Don't be mad because that mental image of me beating my meat turned you on!
Love, Duncan
Dear Duncan:
I don't hate everyone! Just most people.
You tell me, Duncan. Would you deal with me if I was ugly, or are you really that superficial? And you don't deal with me- you annoy the shit out of me!
Beating your meat? Duncan, that's disgusting.
Sincerely, Courtney
Dear Princess:
Name ten people you don't hate. And no family, babe.
Nope. I probably wouldn't deal with you if you were ugly. But you're hot, so who cares? And yes I do deal with you. I deal with the fact that you talk too freaking much. Why don't you just put out already?
Ha, I've got more where that came from, darling. It's not disgusting- it's just slang.
Love, Duncan
Dear Duncan:
Why should I?
Why don't I put out? Duncan, we aren't together, and we don't even like each other!
Well, don't use slang terms, Duncan. It makes you sound like more of an idiot than you already do.
Sincerely, Courtney
Dear Princess:
You don't want to name them because you're afraid that you can't! Backing down from a challenge, sweetie? Shame, shame, Princess.

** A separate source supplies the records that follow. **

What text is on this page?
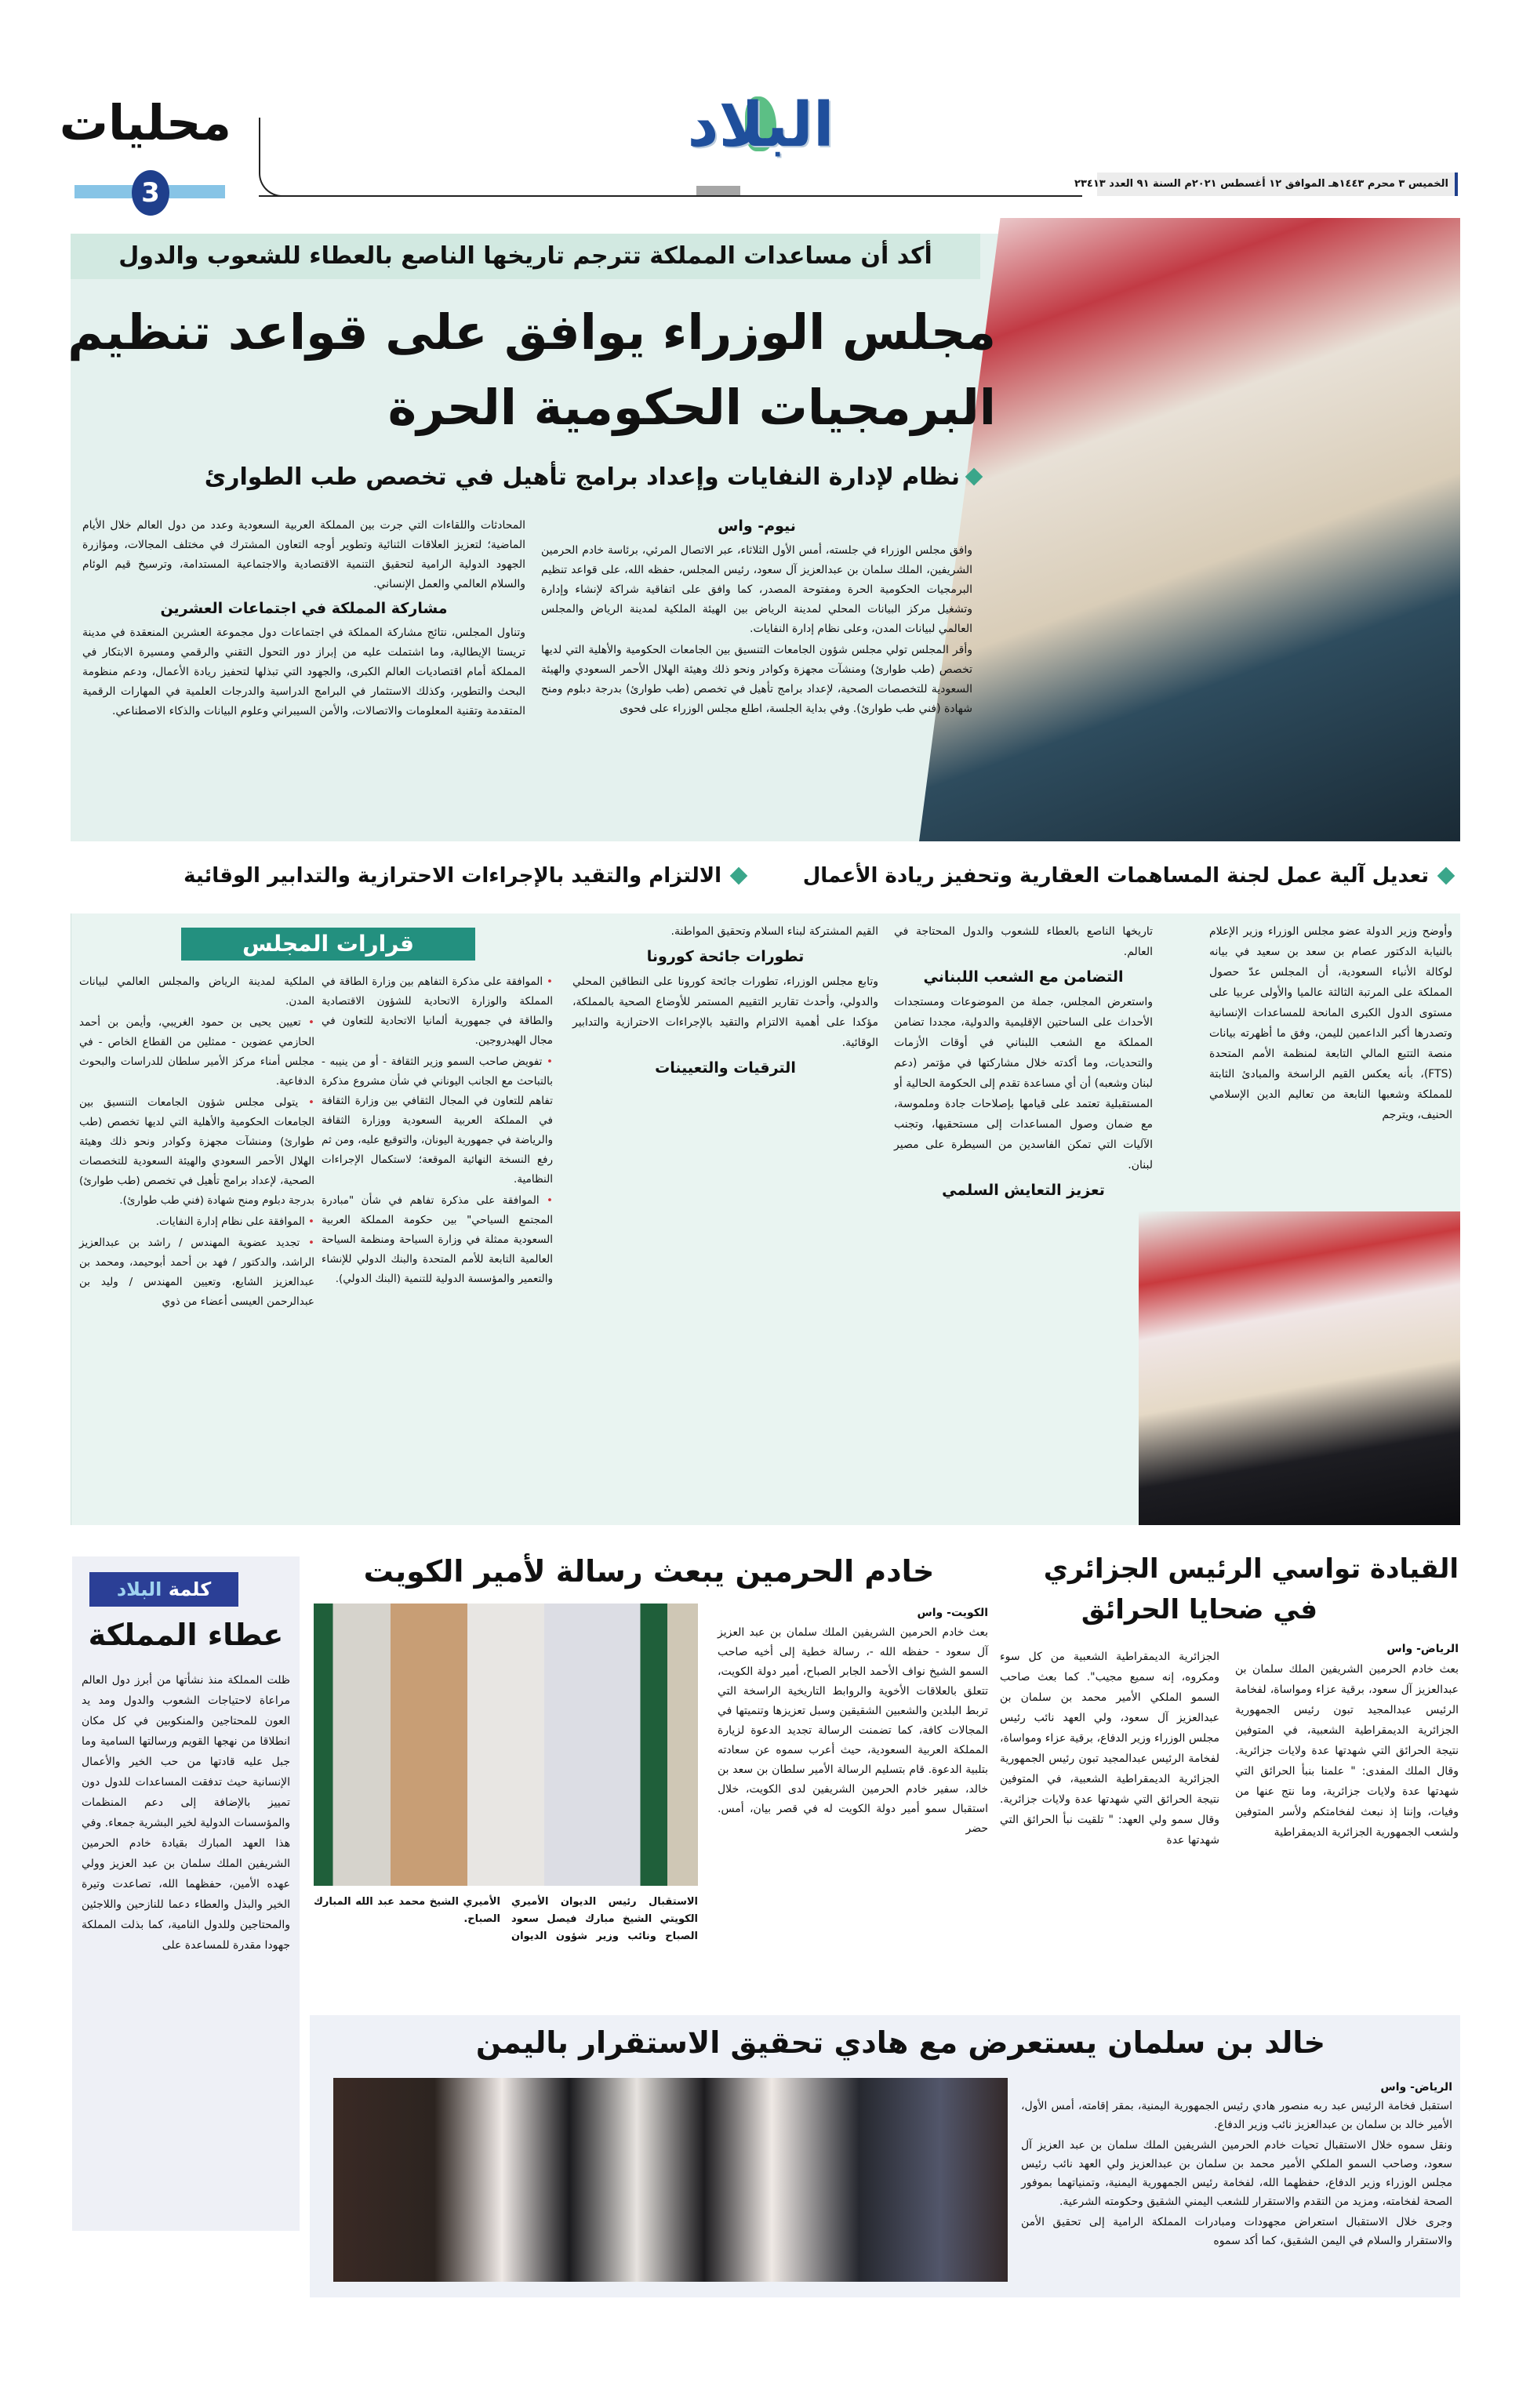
الخميس ٣ محرم ١٤٤٣هـ الموافق ١٢ أغسطس ٢٠٢١م السنة ٩١ العدد ٢٣٤١٣
البلاد
محليات
3
أكد أن مساعدات المملكة تترجم تاريخها الناصع بالعطاء للشعوب والدول
مجلس الوزراء يوافق على قواعد تنظيم
البرمجيات الحكومية الحرة
نظام لإدارة النفايات وإعداد برامج تأهيل في تخصص طب الطوارئ
نيوم- واس

وافق مجلس الوزراء في جلسته، أمس الأول الثلاثاء، عبر الاتصال المرئي، برئاسة خادم الحرمين الشريفين، الملك سلمان بن عبدالعزيز آل سعود، رئيس المجلس، حفظه الله، على قواعد تنظيم البرمجيات الحكومية الحرة ومفتوحة المصدر، كما وافق على اتفاقية شراكة لإنشاء وإدارة وتشغيل مركز البيانات المحلي لمدينة الرياض بين الهيئة الملكية لمدينة الرياض والمجلس العالمي لبيانات المدن، وعلى نظام إدارة النفايات.

وأقر المجلس تولي مجلس شؤون الجامعات التنسيق بين الجامعات الحكومية والأهلية التي لديها تخصص (طب طوارئ) ومنشآت مجهزة وكوادر ونحو ذلك وهيئة الهلال الأحمر السعودي والهيئة السعودية للتخصصات الصحية، لإعداد برامج تأهيل في تخصص (طب طوارئ) بدرجة دبلوم ومنح شهادة (فني طب طوارئ). وفي بداية الجلسة، اطلع مجلس الوزراء على فحوى

المحادثات واللقاءات التي جرت بين المملكة العربية السعودية وعدد من دول العالم خلال الأيام الماضية؛ لتعزيز العلاقات الثنائية وتطوير أوجه التعاون المشترك في مختلف المجالات، ومؤازرة الجهود الدولية الرامية لتحقيق التنمية الاقتصادية والاجتماعية المستدامة، وترسيخ قيم الوئام والسلام العالمي والعمل الإنساني.

مشاركة المملكة في اجتماعات العشرين

وتناول المجلس، نتائج مشاركة المملكة في اجتماعات دول مجموعة العشرين المنعقدة في مدينة تريستا الإيطالية، وما اشتملت عليه من إبراز دور التحول التقني والرقمي ومسيرة الابتكار في المملكة أمام اقتصاديات العالم الكبرى، والجهود التي تبذلها لتحفيز ريادة الأعمال، ودعم منظومة البحث والتطوير، وكذلك الاستثمار في البرامج الدراسية والدرجات العلمية في المهارات الرقمية المتقدمة وتقنية المعلومات والاتصالات، والأمن السيبراني وعلوم البيانات والذكاء الاصطناعي.

تعديل آلية عمل لجنة المساهمات العقارية وتحفيز ريادة الأعمال
الالتزام والتقيد بالإجراءات الاحترازية والتدابير الوقائية

وأوضح وزير الدولة عضو مجلس الوزراء وزير الإعلام بالنيابة الدكتور عصام بن سعد بن سعيد في بيانه لوكالة الأنباء السعودية، أن المجلس عدّ حصول المملكة على المرتبة الثالثة عالميا والأولى عربيا على مستوى الدول الكبرى المانحة للمساعدات الإنسانية وتصدرها أكبر الداعمين لليمن، وفق ما أظهرته بيانات منصة التتبع المالي التابعة لمنظمة الأمم المتحدة (FTS)، بأنه يعكس القيم الراسخة والمبادئ الثابتة للمملكة وشعبها النابعة من تعاليم الدين الإسلامي الحنيف، ويترجم

تاريخها الناصع بالعطاء للشعوب والدول المحتاجة في العالم.

التضامن مع الشعب اللبناني

واستعرض المجلس، جملة من الموضوعات ومستجدات الأحداث على الساحتين الإقليمية والدولية، مجددا تضامن المملكة مع الشعب اللبناني في أوقات الأزمات والتحديات، وما أكدته خلال مشاركتها في مؤتمر (دعم لبنان وشعبه) أن أي مساعدة تقدم إلى الحكومة الحالية أو المستقبلية تعتمد على قيامها بإصلاحات جادة وملموسة، مع ضمان وصول المساعدات إلى مستحقيها، وتجنب الآليات التي تمكن الفاسدين من السيطرة على مصير لبنان.

تعزيز التعايش السلمي

القيم المشتركة لبناء السلام وتحقيق المواطنة.

تطورات جائحة كورونا

وتابع مجلس الوزراء، تطورات جائحة كورونا على النطاقين المحلي والدولي، وأحدث تقارير التقييم المستمر للأوضاع الصحية بالمملكة، مؤكدا على أهمية الالتزام والتقيد بالإجراءات الاحترازية والتدابير الوقائية.

الترقيات والتعيينات
قرارات المجلس

• الموافقة على مذكرة التفاهم بين وزارة الطاقة في المملكة والوزارة الاتحادية للشؤون الاقتصادية والطاقة في جمهورية ألمانيا الاتحادية للتعاون في مجال الهيدروجين.

• تفويض صاحب السمو وزير الثقافة - أو من ينيبه - بالتباحث مع الجانب اليوناني في شأن مشروع مذكرة تفاهم للتعاون في المجال الثقافي بين وزارة الثقافة في المملكة العربية السعودية ووزارة الثقافة والرياضة في جمهورية اليونان، والتوقيع عليه، ومن ثم رفع النسخة النهائية الموقعة؛ لاستكمال الإجراءات النظامية.

• الموافقة على مذكرة تفاهم في شأن "مبادرة المجتمع السياحي" بين حكومة المملكة العربية السعودية ممثلة في وزارة السياحة ومنظمة السياحة العالمية التابعة للأمم المتحدة والبنك الدولي للإنشاء والتعمير والمؤسسة الدولية للتنمية (البنك الدولي).

الملكية لمدينة الرياض والمجلس العالمي لبيانات المدن.

• تعيين يحيى بن حمود الغريبي، وأيمن بن أحمد الحازمي عضوين - ممثلين من القطاع الخاص - في مجلس أمناء مركز الأمير سلطان للدراسات والبحوث الدفاعية.

• يتولى مجلس شؤون الجامعات التنسيق بين الجامعات الحكومية والأهلية التي لديها تخصص (طب طوارئ) ومنشآت مجهزة وكوادر ونحو ذلك وهيئة الهلال الأحمر السعودي والهيئة السعودية للتخصصات الصحية، لإعداد برامج تأهيل في تخصص (طب طوارئ) بدرجة دبلوم ومنح شهادة (فني طب طوارئ).

• الموافقة على نظام إدارة النفايات.

• تجديد عضوية المهندس / راشد بن عبدالعزيز الراشد، والدكتور / فهد بن أحمد أبوحيمد، ومحمد بن عبدالعزيز الشايع، وتعيين المهندس / وليد بن عبدالرحمن العيسى أعضاء من ذوي

القيادة تواسي الرئيس الجزائري
في ضحايا الحرائق
الرياض- واس

بعث خادم الحرمين الشريفين الملك سلمان بن عبدالعزيز آل سعود، برقية عزاء ومواساة، لفخامة الرئيس عبدالمجيد تبون رئيس الجمهورية الجزائرية الديمقراطية الشعبية، في المتوفين نتيجة الحرائق التي شهدتها عدة ولايات جزائرية. وقال الملك المفدى: " علمنا بنبأ الحرائق التي شهدتها عدة ولايات جزائرية، وما نتج عنها من وفيات، وإننا إذ نبعث لفخامتكم ولأسر المتوفين ولشعب الجمهورية الجزائرية الديمقراطية

الجزائرية الديمقراطية الشعبية من كل سوء ومكروه، إنه سميع مجيب". كما بعث صاحب السمو الملكي الأمير محمد بن سلمان بن عبدالعزيز آل سعود، ولي العهد نائب رئيس مجلس الوزراء وزير الدفاع، برقية عزاء ومواساة، لفخامة الرئيس عبدالمجيد تبون رئيس الجمهورية الجزائرية الديمقراطية الشعبية، في المتوفين نتيجة الحرائق التي شهدتها عدة ولايات جزائرية. وقال سمو ولي العهد: " تلقيت نبأ الحرائق التي شهدتها عدة

خادم الحرمين يبعث رسالة لأمير الكويت
الاستقبال رئيس الديوان الأميري الكويتي الشيخ مبارك فيصل سعود الصباح ونائب وزير شؤون الديوان الأميري الشيخ محمد عبد الله المبارك الصباح.
الكويت- واس

بعث خادم الحرمين الشريفين الملك سلمان بن عبد العزيز آل سعود - حفظه الله -، رسالة خطية إلى أخيه صاحب السمو الشيخ نواف الأحمد الجابر الصباح، أمير دولة الكويت، تتعلق بالعلاقات الأخوية والروابط التاريخية الراسخة التي تربط البلدين والشعبين الشقيقين وسبل تعزيزها وتنميتها في المجالات كافة، كما تضمنت الرسالة تجديد الدعوة لزيارة المملكة العربية السعودية، حيث أعرب سموه عن سعادته بتلبية الدعوة. قام بتسليم الرسالة الأمير سلطان بن سعد بن خالد، سفير خادم الحرمين الشريفين لدى الكويت، خلال استقبال سمو أمير دولة الكويت له في قصر بيان، أمس. حضر

كلمة البلاد
عطاء المملكة
ظلت المملكة منذ نشأتها من أبرز دول العالم مراعاة لاحتياجات الشعوب والدول ومد يد العون للمحتاجين والمنكوبين في كل مكان انطلاقا من نهجها القويم ورسالتها السامية وما جبل عليه قادتها من حب الخير والأعمال الإنسانية حيث تدفقت المساعدات للدول دون تمييز بالإضافة إلى دعم المنظمات والمؤسسات الدولية لخير البشرية جمعاء. وفي هذا العهد المبارك بقيادة خادم الحرمين الشريفين الملك سلمان بن عبد العزيز وولي عهده الأمين، حفظهما الله، تصاعدت وتيرة الخير والبذل والعطاء دعما للنازحين واللاجئين والمحتاجين وللدول النامية، كما بذلت المملكة جهودا مقدرة للمساعدة على
خالد بن سلمان يستعرض مع هادي تحقيق الاستقرار باليمن
الرياض- واس

استقبل فخامة الرئيس عبد ربه منصور هادي رئيس الجمهورية اليمنية، بمقر إقامته، أمس الأول، الأمير خالد بن سلمان بن عبدالعزيز نائب وزير الدفاع.

ونقل سموه خلال الاستقبال تحيات خادم الحرمين الشريفين الملك سلمان بن عبد العزيز آل سعود، وصاحب السمو الملكي الأمير محمد بن سلمان بن عبدالعزيز ولي العهد نائب رئيس مجلس الوزراء وزير الدفاع، حفظهما الله، لفخامة رئيس الجمهورية اليمنية، وتمنياتهما بموفور الصحة لفخامته، ومزيد من التقدم والاستقرار للشعب اليمني الشقيق وحكومته الشرعية.

وجرى خلال الاستقبال استعراض مجهودات ومبادرات المملكة الرامية إلى تحقيق الأمن والاستقرار والسلام في اليمن الشقيق، كما أكد سموه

So? You don't have to be together to do it. And who said we didn't like each other?
OK, fine then. Don't be mad because the mental image of me…
-masturbating
-jerking off
-blowing my load
-being my own best friend
-playing the piss pipe
-slamming my salami
-milking my monkey
-doing the Pamela Anderson polka
-yanking my doodle (it's a dandy!)
…Turned you on.
Love, Duncan
Dear Duncan:
I'm not backing down! I'll list ten people then. Just give me a moment to think…
…We like each other?
YANKING YOUR DOODLE? You are one sick, twisted cookie.
Sincerely, Courtney
Dear Princess:
Well, get cracking with that list! I'm waiting.
I mean, we don't really hate each other, you know… and I know you like me! That's why you have mental images in your head of me milking my monkey.
Oh come on! Don't lie and say that those names didn't even get a snicker out of you.
Love, Duncan
Dear Duncan:
Don't rush me, you ass! Anyways, here it is:
-My lawyer
-My other lawyer
-My dog
-Bridgette
-That raccoon we found outside last year (my heart still belongs to you, Brittany!)
-The school counselor
-Your mother
-Your mother's cooking (it really does deserve a category all its own)
-My Spanish tutor
-Oprah
I know we don't hate each other! I mean, I joke about it but… and I don't like like you! And I have never had any mental images of you quote: "slamming your salami" :unquote! I'm a pure, innocent girl.
Maybe I did laugh, but you'll never know, idiot.
Sincerely, Courtney
Dear Princess:
Oh come on, honey! Even you know that list was lame.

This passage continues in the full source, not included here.